The Perfect Crimes of Marian Hayes (London Highwaymen, #2)(18)



“Thank you,” she said tightly. “They’ll do.”

“Are you going to bleed?”

She blinked up at him. “I’m uninjured. We established that last night.”

“Your monthlies. Will you be getting them in the next week? If so, we’ll need to buy cloths.”

She refused to blush. This man had seen her half naked and was presently abetting her flight from the law. The existence of her courses was surely no cause for embarrassment, especially since he did not seem in the least embarrassed and she refused to be outdone. “No,” she said. She had finished bleeding a few days ago, thank the holy mother and all the saints. She had thus far not needed the herbs Dinah had given her and which remained tucked inside the ticking of her mattress.

By now it was nearly noon and she had been awake for at least thirty hours, to say nothing of how poor her sleep had been the night before the robbery. The two pints of ale she thirstily drank at the inn must have been stronger than she was accustomed to, because she was all but swaying on her feet. The only thing keeping her awake was her nerves.

“We’ll take a room at an inn in the next town,” Rob said, as if reading her mind. “Now that we have baggage like respectable people, the innkeeper won’t throw us out on our ears.”

“I could ride until nightfall,” she lied, and then wanted to kick herself, because she was becoming increasingly aware that every muscle in her body ached. It was infuriating that she was so defeated by something as simple as riding a horse, something that had been as easy as breathing before months of illness and convalescence.

Rob was right that she needed to rest, but she didn’t like how he seemed to anticipate her needs and then act on them. She was dimly aware that what she was objecting to was simply basic consideration, but it had been a long day. It had been a long year, during which one of the few lessons she had learned was never to let anyone know that you needed anything. Need was only weakness by another name.
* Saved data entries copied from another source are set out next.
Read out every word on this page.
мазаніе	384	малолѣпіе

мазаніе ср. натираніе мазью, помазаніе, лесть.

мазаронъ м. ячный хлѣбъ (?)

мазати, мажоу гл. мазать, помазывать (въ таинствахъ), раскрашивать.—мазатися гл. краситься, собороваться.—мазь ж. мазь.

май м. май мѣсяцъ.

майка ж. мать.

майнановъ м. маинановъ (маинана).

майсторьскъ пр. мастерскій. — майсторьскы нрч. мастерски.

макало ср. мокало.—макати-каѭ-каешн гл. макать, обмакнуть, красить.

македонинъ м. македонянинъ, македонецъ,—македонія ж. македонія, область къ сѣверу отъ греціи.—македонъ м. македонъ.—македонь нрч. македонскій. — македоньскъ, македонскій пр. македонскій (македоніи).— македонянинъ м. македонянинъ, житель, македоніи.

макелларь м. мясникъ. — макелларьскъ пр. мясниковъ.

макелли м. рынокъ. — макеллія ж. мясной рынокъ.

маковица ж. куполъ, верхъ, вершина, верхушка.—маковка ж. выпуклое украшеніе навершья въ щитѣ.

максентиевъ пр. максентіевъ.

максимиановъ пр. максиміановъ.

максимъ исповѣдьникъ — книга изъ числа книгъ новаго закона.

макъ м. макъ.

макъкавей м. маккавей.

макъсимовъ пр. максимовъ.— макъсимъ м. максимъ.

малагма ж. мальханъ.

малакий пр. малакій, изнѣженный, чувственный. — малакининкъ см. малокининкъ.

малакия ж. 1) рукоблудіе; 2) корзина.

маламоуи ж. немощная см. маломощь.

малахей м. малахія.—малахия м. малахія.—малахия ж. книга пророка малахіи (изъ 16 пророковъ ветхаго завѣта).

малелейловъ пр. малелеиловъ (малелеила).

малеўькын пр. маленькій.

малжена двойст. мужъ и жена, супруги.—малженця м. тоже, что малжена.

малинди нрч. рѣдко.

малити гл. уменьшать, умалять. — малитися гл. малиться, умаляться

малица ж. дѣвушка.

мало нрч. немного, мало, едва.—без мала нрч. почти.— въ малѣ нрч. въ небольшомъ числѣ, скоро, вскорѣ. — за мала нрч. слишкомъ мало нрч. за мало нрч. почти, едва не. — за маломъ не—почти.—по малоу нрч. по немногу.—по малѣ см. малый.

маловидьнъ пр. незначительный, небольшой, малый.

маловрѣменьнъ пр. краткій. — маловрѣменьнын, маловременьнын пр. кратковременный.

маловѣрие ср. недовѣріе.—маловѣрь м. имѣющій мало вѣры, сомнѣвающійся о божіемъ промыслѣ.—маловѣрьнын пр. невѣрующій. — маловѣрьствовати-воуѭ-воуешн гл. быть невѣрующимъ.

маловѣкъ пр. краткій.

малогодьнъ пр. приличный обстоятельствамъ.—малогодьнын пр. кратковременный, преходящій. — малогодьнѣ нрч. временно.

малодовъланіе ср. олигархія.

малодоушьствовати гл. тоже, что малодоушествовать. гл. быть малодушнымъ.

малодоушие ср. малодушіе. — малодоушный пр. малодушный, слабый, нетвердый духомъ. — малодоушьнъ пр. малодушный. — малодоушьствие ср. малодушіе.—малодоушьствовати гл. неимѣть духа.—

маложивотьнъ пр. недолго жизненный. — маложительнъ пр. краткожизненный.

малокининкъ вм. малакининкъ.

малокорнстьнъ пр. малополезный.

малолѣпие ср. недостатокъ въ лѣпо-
And if someone could give you what you needed, they could just as easily take it away.

“Bully for you,” Rob said. “But I’m tired and the horses need to rest. We’ll stop at the next town, start again at first light tomorrow, and with any luck make it past Maidstone by tomorrow night.”

“Have it your way,” she said.

“Thank you, darling,” he said casually. The endearment made her skin feel hot, even though she knew it was too facetious to mean anything. He seemed to have found his way around titles and honorifics by simply reverting to the most appallingly impertinent mode of addressing her.
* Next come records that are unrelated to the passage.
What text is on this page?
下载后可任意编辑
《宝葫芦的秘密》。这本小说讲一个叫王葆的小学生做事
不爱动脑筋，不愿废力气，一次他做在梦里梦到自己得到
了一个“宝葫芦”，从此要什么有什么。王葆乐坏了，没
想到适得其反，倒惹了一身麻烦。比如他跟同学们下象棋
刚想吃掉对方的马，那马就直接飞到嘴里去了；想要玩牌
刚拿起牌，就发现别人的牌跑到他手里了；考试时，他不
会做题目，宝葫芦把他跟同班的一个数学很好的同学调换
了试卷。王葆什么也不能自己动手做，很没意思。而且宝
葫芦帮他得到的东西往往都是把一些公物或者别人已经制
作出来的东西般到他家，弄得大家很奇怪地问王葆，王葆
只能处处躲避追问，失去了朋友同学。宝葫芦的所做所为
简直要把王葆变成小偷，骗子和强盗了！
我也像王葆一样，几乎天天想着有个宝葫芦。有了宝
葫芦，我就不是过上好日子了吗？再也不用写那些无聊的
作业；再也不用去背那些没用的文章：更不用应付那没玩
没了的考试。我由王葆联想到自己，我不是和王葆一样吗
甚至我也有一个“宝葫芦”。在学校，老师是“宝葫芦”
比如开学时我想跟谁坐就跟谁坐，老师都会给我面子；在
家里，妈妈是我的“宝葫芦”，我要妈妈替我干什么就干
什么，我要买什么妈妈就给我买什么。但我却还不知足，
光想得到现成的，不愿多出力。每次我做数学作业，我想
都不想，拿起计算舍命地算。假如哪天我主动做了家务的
When they had been writing one another almost daily, she hadn’t tried to imagine what he looked like. There were certain facts one could glean from a person’s letters—class, education, intelligence, and even age, for example—but looks weren’t among them. Now she was seeing him in full daylight and had to admit that he was reasonably attractive, as far as men went. He was pleasant to look at, in a slightly weather-beaten sort of way. His voice was pleasant, too, a rough but lazy drawl that wavered between what she took to be an ironic impersonation of an upper-class accent and something that sounded almost like the real thing. Plainly, he had some education; she had guessed that much from his letters. He ought to be in a respectable trade, not doing . . . whatever this was.
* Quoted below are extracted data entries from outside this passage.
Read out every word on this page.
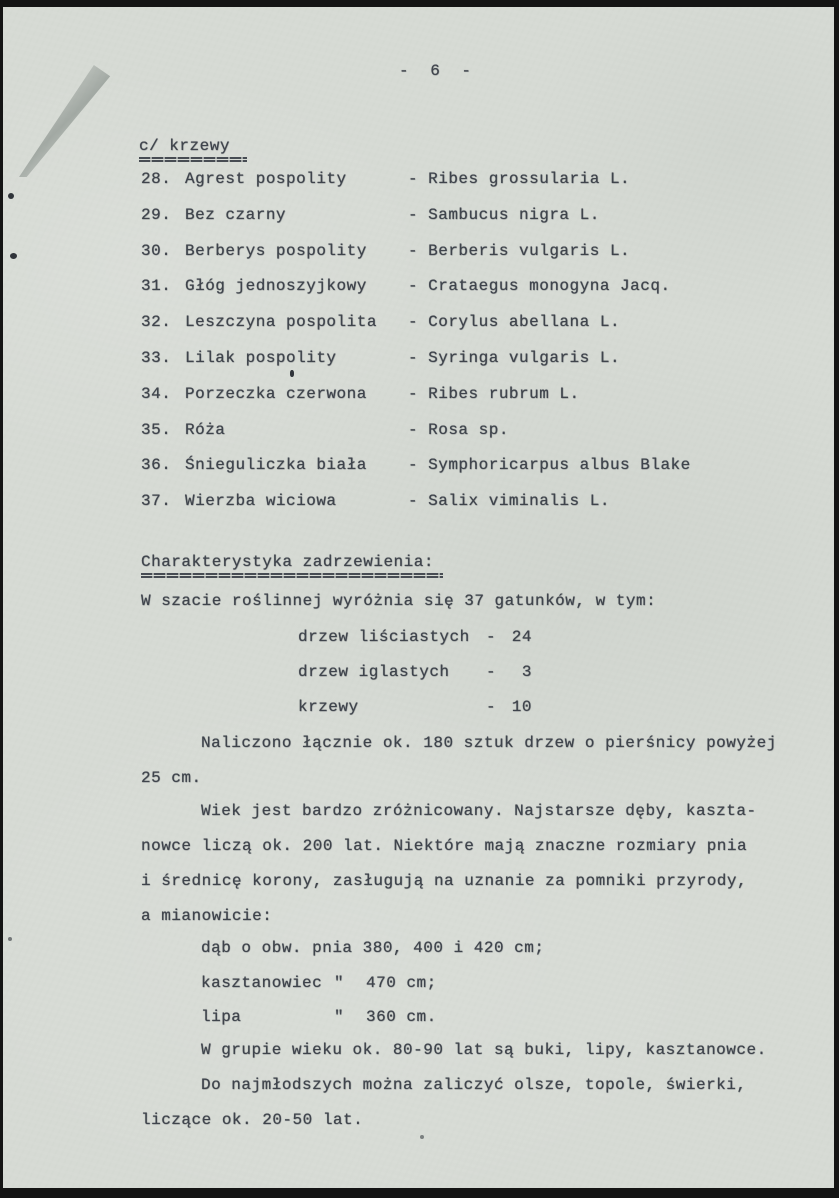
- 6 -
c/ krzewy
28. Agrest pospolity	- Ribes grossularia L.
29. Bez czarny	- Sambucus nigra L.
30. Berberys pospolity	- Berberis vulgaris L.
31. Głóg jednoszyjkowy	- Crataegus monogyna Jacq.
32. Leszczyna pospolita - Corylus abellana L.
33. Lilak pospolity	- Syringa vulgaris L.
34. Porzeczka czerwona	- Ribes rubrum L.
35. Róża	- Rosa sp.
36. Śnieguliczka biała	- Symphoricarpus albus Blake
37. Wierzba wiciowa	- Salix viminalis L.
Charakterystyka zadrzewienia:
W szacie roślinnej wyróżnia się 37 gatunków, w tym:
drzew liściastych	- 24
drzew iglastych	-	3
krzewy	- 10
Naliczono łącznie ok. 180 sztuk drzew o pierśnicy powyżej
25 cm.
Wiek jest bardzo zróżnicowany. Najstarsze dęby, kaszta-
nowce liczą ok. 200 lat. Niektóre mają znaczne rozmiary pnia
i średnicę korony, zasługują na uznanie za pomniki przyrody,
a mianowicie:
dąb o obw. pnia 380, 400 i 420 cm;
kasztanowiec "	470 cm;
lipa	"	360 cm.
W grupie wieku ok. 80-90 lat są buki, lipy, kasztanowce.
Do najmłodszych można zaliczyć olsze, topole, świerki,
liczące ok. 20-50 lat.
They made their way through the crowds and back to the inn, fetched their horses, and rode in near silence until they reached the next village. At the first inn they saw, Rob smiled winningly and leaned across the counter and no doubt spilled all manner of foolishness into the ear of the innkeeper’s wife, and a moment later they were standing in a tidy little room that contained a bed, a washstand, and a fire.

She was very tired and her thoughts took a moment to catch up with her eyes. There was only one room, and only one bed.

“I assumed you’d prefer not to let me out of your sight,” Rob said, evidently guessing her train of thought, “hostages traditionally not being afforded much in the way of freedom.”

“Ha!” she scoffed. “I pity anyone who attempts to kidnap you.” For several hours, she hadn’t even thought about why he was there, why he was breaking bread with her, why he was shepherding her through the market and supplying her with clean clothes. Fatigue had a way of dulling the intellect, she supposed, but also she had simply accepted his companionship as right and natural. All those weeks of letters had tricked her into a familiarity that was purely imaginary. “You wouldn’t be here unless you wanted to be,” she said, realizing the truth of her words as soon as she spoke them.

“How unobliging of you. I was hungering for a new experience and I’d never been kidnapped before,” Rob said, shrugging out of his coat and flinging it onto the back of a chair. “Or perhaps I can’t get enough of your company.”

“You are a tedious flirt.” She spotted a folding screen propped in a corner and set it up so that it would shield her from view. The previous night, she had stripped naked right in front of him and he hadn’t paid her the least bit of attention. She remembered him handing her a handkerchief without even looking up from his cards. She didn’t know if this was due to tact on his part or simply because he was so used to being confronted with nudity that it had ceased to be interesting.

She didn’t entirely like either explanation.

“May I have one of the new shirts?” she asked. “I plan to bathe.” He handed her one of the shirts without comment.